En janvier 2015, un groupe d'Haïtiens a encerclé les bureaux de la Fondation Clinton à New York. Ils ont scandé des slogans, accusant Bill et Hillary Clinton de leur avoir volé «des milliards de dollars».

Deux mois plus tard, les Haïtiens étaient à nouveau dans le coup, accusant les Clinton de duplicité, de malversation et de vol. Et en mai 2015, ils étaient de retour, cette fois en dehors de Cipriani, à New York, où Bill Clinton a reçu un prix et a recueilli un chèque de 500 000 $ pour sa fondation.Clinton, où est l’argent?", Lisaient les pancartes haïtiennes. Dans les poches de qui?", A déclaré Dhoud Andre de la Commission contre la dictature, "Nous racontons au monde les crimes dont Bill et Hillary Clinton sont responsables en Haïti."

Les Haïtiens comme André peuvent sembler un peu stridents, mais lui et les manifestants avaient de bonnes raisons d'être mécontents.

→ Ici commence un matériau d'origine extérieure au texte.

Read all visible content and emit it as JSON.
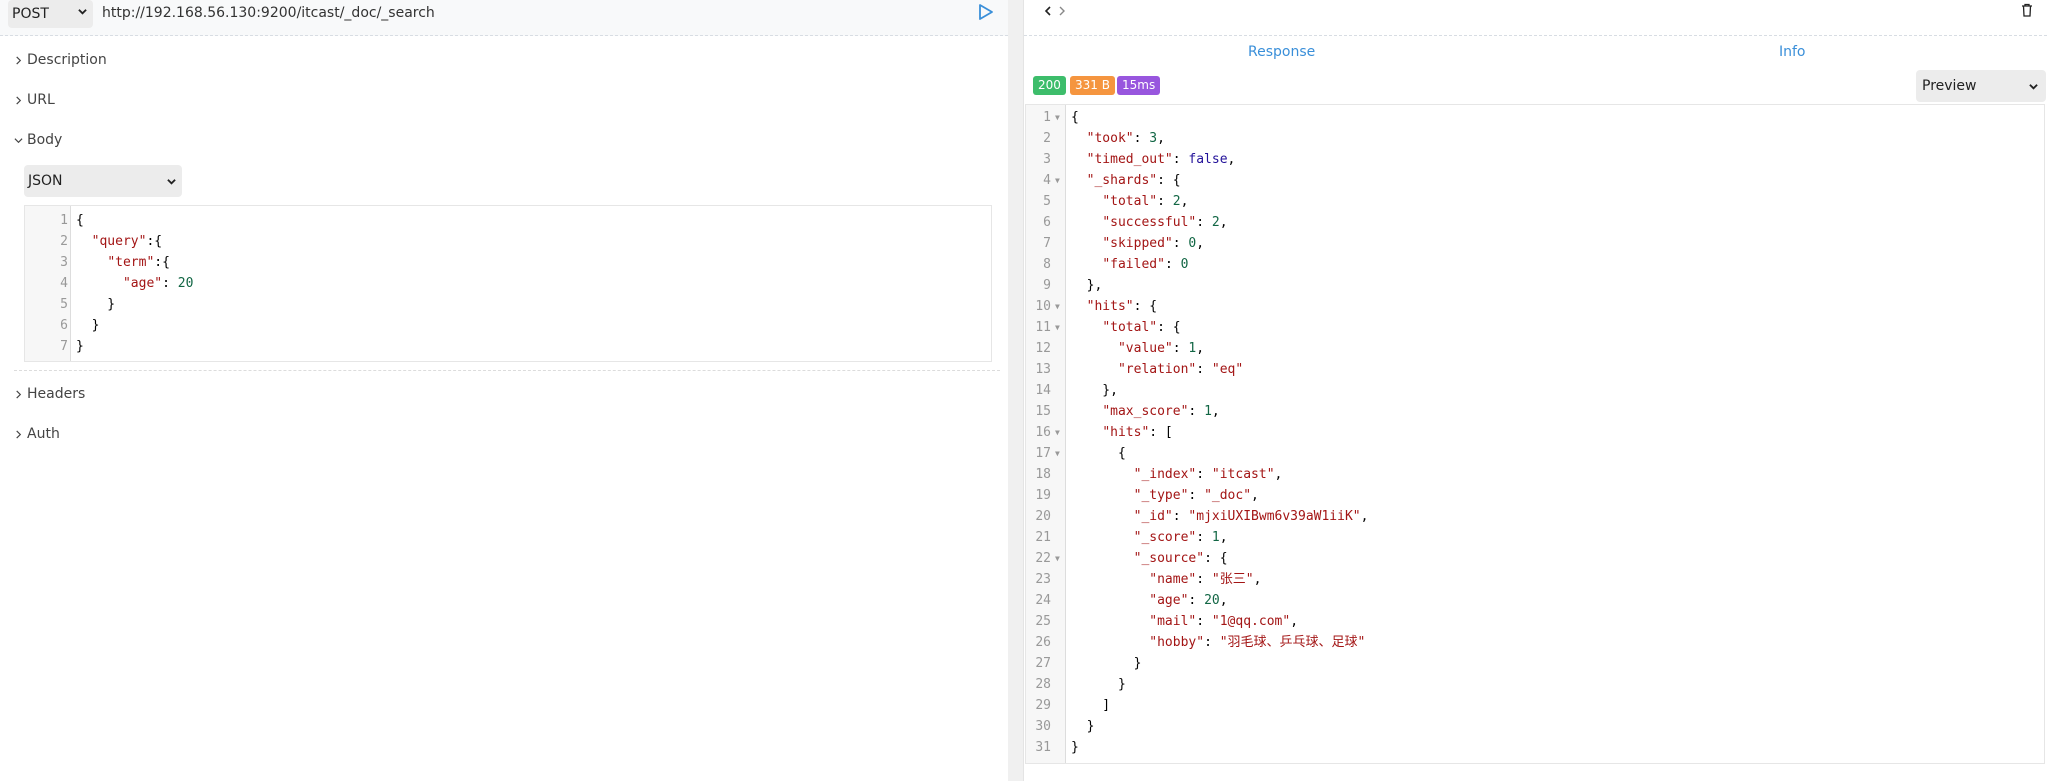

Ils avaient subi un coup dur de Mère Nature et il est maintenant apparu qu'ils étaient à nouveau battus - cette fois par les Clinton. Leur histoire remonte à 2010, lorsqu'un tremblement de terre de magnitude 7,0 a dévasté l'île, faisant plus de 200 000 morts, rasant 100 000 maisons et laissant 1,5 million de personnes dans le dénuement.

L’effet dévastateur du séisme sur un pays très pauvre a suscité des inquiétudes dans le monde entier et a inspiré une vague d’aide financière destinée à la reconstruction d’Haïti. Des pays du monde entier, ainsi que des groupes privés et philanthropiques tels que la Croix-Rouge et l'Armée du Salut, ont fourni une aide d'environ 10,5 milliards de dollars, dont 3,9 milliards provenant des États-Unis.

Des Haïtiens tels qu'André ont toutefois remarqué que très peu de cet argent d’aide était destiné aux pauvres en Haïti. Certains projets défendus par les Clinton, tels que la construction de parcs industriels et d'hôtels de luxe, coûtent très cher et offrent peu d'avantages aux plus démunis. Port-au-Prince devait être reconstruit. il n'a jamais été reconstruit. Les projets visant à créer des emplois se sont avérés décevants. Le taux de chômage haïtien est resté élevé, en grande partie indenté par les fonds qui devaient être versés dans le pays. La famine et la maladie ont continué de dévaster la nation insulaire.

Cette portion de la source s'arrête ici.